In April 2001, three men in the Indian city of Ghaziabad reported being attacked by a monkey while they were asleep. While the first two attacks had happened while the victims were laying on their terraces outside, the third attack occurred in the inside of a building. As the attacks increased, the monkey took on a stranger appearance, with one woman claiming he had glowing light bulbs on his back. Panic broke out across the city, and when rumors began to spread that police had arrested a “monkey man” on April 10th, a crowd gathered in front of the police station and demanded to see it.
After only a month passed, sightings of the monkey-man spilled over into the near-by city of New Delhi. The creature seemed to prey entirely on the poor, visiting their neighborhoods late at night and mauling people who happened to be sleeping on their rooftops. Eyewitness descriptions varied widely, with some claiming that the monster was a four foot tall monkey covered in black fur, while others said it was a six foot tall monkey-like creature that wore clothing and had the face of a man. He had everything from an astronaut helmet to a skateboard to the ability to jump from roof to roof without leaving a single footprint behind.
Hysteria erupted whenever somebody shouted out that they saw the monkey-man. Three people, including a pregnant woman, died while attempting to escape him, and there were two other incidents in which angry mobs almost killed men suspected of being the monkey-man because one was four foot tall and the other carried a motorcycle helmet. Vigilante groups, feeling the police weren’t doing enough, patrolled the streets themselves.
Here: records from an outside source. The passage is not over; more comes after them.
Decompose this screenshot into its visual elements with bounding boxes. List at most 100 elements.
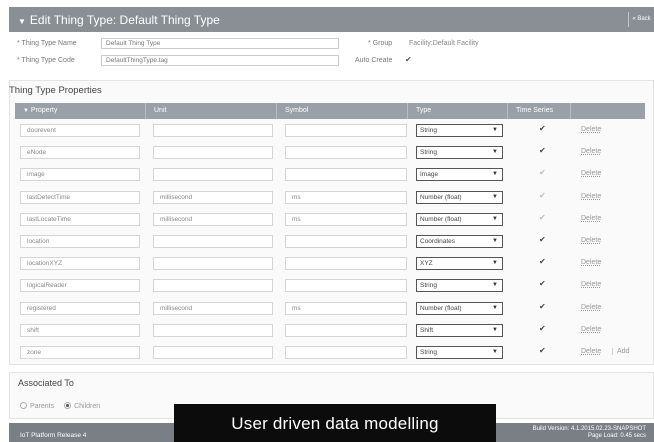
type-select-value: String bbox=[420, 127, 437, 134]
table-row: eNode String ▼ ✔ Delete bbox=[15, 141, 645, 163]
type-select[interactable]: Shift ▼ bbox=[416, 323, 503, 337]
property-name-input[interactable]: zone bbox=[20, 346, 140, 359]
type-select-value: Number (float) bbox=[420, 304, 462, 312]
symbol-input[interactable] bbox=[285, 323, 407, 337]
table-row: locationXYZ XYZ ▼ ✔ Delete bbox=[15, 252, 645, 274]
thing-type-properties-title: Thing Type Properties bbox=[9, 85, 102, 96]
table-row: lastDetectTime millisecond ms Number (float… bbox=[15, 186, 645, 208]
type-select[interactable]: String ▼ bbox=[416, 146, 503, 160]
type-select[interactable]: Number (float) ▼ bbox=[416, 212, 503, 226]
type-select-value: Shift bbox=[420, 326, 434, 334]
type-select[interactable]: XYZ ▼ bbox=[416, 257, 503, 271]
column-header-symbol[interactable]: Symbol bbox=[277, 103, 408, 119]
delete-link[interactable]: Delete bbox=[581, 281, 601, 288]
delete-link[interactable]: Delete bbox=[581, 259, 601, 266]
release-label: IoT Platform Release 4 bbox=[20, 432, 87, 439]
unit-input[interactable] bbox=[153, 146, 273, 160]
caret-down-icon[interactable]: ▼ bbox=[18, 17, 26, 26]
property-name-input[interactable]: shift bbox=[20, 323, 140, 337]
unit-input[interactable] bbox=[153, 323, 273, 337]
delete-link[interactable]: Delete bbox=[581, 170, 601, 177]
property-name-input[interactable]: registered bbox=[20, 301, 140, 315]
property-name-input[interactable]: location bbox=[20, 235, 140, 248]
children-radio[interactable]: Children bbox=[64, 402, 101, 410]
property-name-input[interactable]: doorevent bbox=[20, 124, 140, 137]
time-series-checkbox[interactable]: ✔ bbox=[539, 302, 546, 311]
unit-input[interactable] bbox=[153, 257, 273, 271]
symbol-input[interactable] bbox=[285, 235, 407, 248]
property-name-input[interactable]: image bbox=[20, 168, 140, 182]
type-select[interactable]: String ▼ bbox=[416, 279, 503, 293]
group-label: * Group bbox=[368, 40, 393, 47]
parents-radio[interactable]: Parents bbox=[20, 402, 54, 410]
delete-link[interactable]: Delete bbox=[581, 326, 601, 333]
column-header-unit[interactable]: Unit bbox=[146, 103, 277, 119]
symbol-input[interactable]: ms bbox=[285, 301, 407, 315]
time-series-checkbox[interactable]: ✔ bbox=[539, 324, 546, 333]
column-header-time-series[interactable]: Time Series bbox=[508, 103, 571, 119]
delete-link[interactable]: Delete bbox=[581, 126, 601, 133]
type-select[interactable]: Number (float) ▼ bbox=[416, 301, 503, 315]
children-radio-label: Children bbox=[74, 403, 101, 410]
unit-input[interactable]: millisecond bbox=[153, 301, 273, 315]
unit-input[interactable] bbox=[153, 124, 273, 137]
table-row: shift Shift ▼ ✔ Delete bbox=[15, 319, 645, 341]
symbol-input[interactable] bbox=[285, 257, 407, 271]
dropdown-arrow-icon: ▼ bbox=[492, 127, 498, 133]
type-select[interactable]: String ▼ bbox=[416, 124, 503, 137]
time-series-checkbox[interactable]: ✔ bbox=[539, 146, 546, 155]
property-name-input[interactable]: logicalReader bbox=[20, 279, 140, 293]
type-select[interactable]: String ▼ bbox=[416, 346, 503, 359]
page-title-text: Edit Thing Type: Default Thing Type bbox=[29, 13, 220, 27]
time-series-checkbox[interactable]: ✔ bbox=[539, 235, 546, 244]
time-series-checkbox[interactable]: ✔ bbox=[539, 257, 546, 266]
auto-create-checkbox[interactable]: ✔ bbox=[405, 55, 412, 64]
dropdown-arrow-icon: ▼ bbox=[492, 326, 498, 333]
property-name-input[interactable]: lastDetectTime bbox=[20, 190, 140, 204]
thing-type-code-input[interactable]: DefaultThingType.tag bbox=[101, 55, 339, 66]
time-series-checkbox[interactable]: ✔ bbox=[539, 168, 546, 177]
time-series-checkbox[interactable]: ✔ bbox=[539, 191, 546, 200]
symbol-input[interactable] bbox=[285, 346, 407, 359]
type-select-value: String bbox=[420, 282, 437, 290]
delete-link[interactable]: Delete bbox=[581, 148, 601, 155]
group-value[interactable]: Facility:Default Facility bbox=[409, 40, 479, 47]
symbol-input[interactable] bbox=[285, 168, 407, 182]
time-series-checkbox[interactable]: ✔ bbox=[539, 213, 546, 222]
time-series-checkbox[interactable]: ✔ bbox=[539, 124, 546, 133]
children-radio-circle[interactable] bbox=[64, 402, 72, 409]
property-name-input[interactable]: lastLocateTime bbox=[20, 212, 140, 226]
symbol-input[interactable] bbox=[285, 279, 407, 293]
unit-input[interactable] bbox=[153, 235, 273, 248]
unit-input[interactable] bbox=[153, 168, 273, 182]
type-select[interactable]: Image ▼ bbox=[416, 168, 503, 182]
time-series-checkbox[interactable]: ✔ bbox=[539, 346, 546, 355]
property-name-input[interactable]: eNode bbox=[20, 146, 140, 160]
add-link[interactable]: Add bbox=[612, 348, 629, 355]
table-row: zone String ▼ ✔ Delete Add bbox=[15, 341, 645, 363]
back-button[interactable]: « Back bbox=[628, 12, 654, 27]
thing-type-name-input[interactable]: Default Thing Type bbox=[101, 38, 339, 49]
unit-input[interactable] bbox=[153, 279, 273, 293]
column-header-property[interactable]: ▼ Property bbox=[15, 103, 146, 119]
delete-link[interactable]: Delete bbox=[581, 348, 601, 355]
table-row: image Image ▼ ✔ Delete bbox=[15, 163, 645, 185]
type-select[interactable]: Coordinates ▼ bbox=[416, 235, 503, 248]
unit-input[interactable]: millisecond bbox=[153, 190, 273, 204]
time-series-checkbox[interactable]: ✔ bbox=[539, 279, 546, 288]
delete-link[interactable]: Delete bbox=[581, 215, 601, 222]
dropdown-arrow-icon: ▼ bbox=[492, 171, 498, 178]
symbol-input[interactable] bbox=[285, 146, 407, 160]
delete-link[interactable]: Delete bbox=[581, 193, 601, 200]
property-name-input[interactable]: locationXYZ bbox=[20, 257, 140, 271]
unit-input[interactable] bbox=[153, 346, 273, 359]
symbol-input[interactable] bbox=[285, 124, 407, 137]
symbol-input[interactable]: ms bbox=[285, 190, 407, 204]
delete-link[interactable]: Delete bbox=[581, 237, 601, 244]
type-select[interactable]: Number (float) ▼ bbox=[416, 190, 503, 204]
symbol-input[interactable]: ms bbox=[285, 212, 407, 226]
column-header-type[interactable]: Type bbox=[408, 103, 508, 119]
unit-input[interactable]: millisecond bbox=[153, 212, 273, 226]
parents-radio-circle[interactable] bbox=[20, 402, 27, 409]
delete-link[interactable]: Delete bbox=[581, 304, 601, 311]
The police, however, treated the existence of the monkey-man seriously, even releasing sketches of eyewitness reports. 3,000 officers were dispatched to the case, instructed to shoot-on-sight. A special task force was assembled and given special vehicles to pursue a monster that could allegedly run and jump at top speed. A reward of the equivalent of $1,000 was even offered to anybody who could help catch the monkey-man.
Meanwhile, Sanal Edamaruku of the Indian Rationalist Association began to investigate and interview witnesses. He found that many of the sightings were inconsistent, some portraying the monkey-man as a phantom monster, others as a sci-fi robot. The scratches and wounds on victims touted around the media as proof turned out to be small and non-serious, caused by mosquito bites and laying on traditional Indian beds. The victims he interviewed didn’t show signs of trauma, but of excitement. The monkey-man, as it soon emerged, was nothing more than mass hysteria.
The reports of sightings and attacks stopped as quickly as they started, and life in the city returned to normal by the end of the summer. A movie inspired by the incident, Delhi-6, was released in February 2009.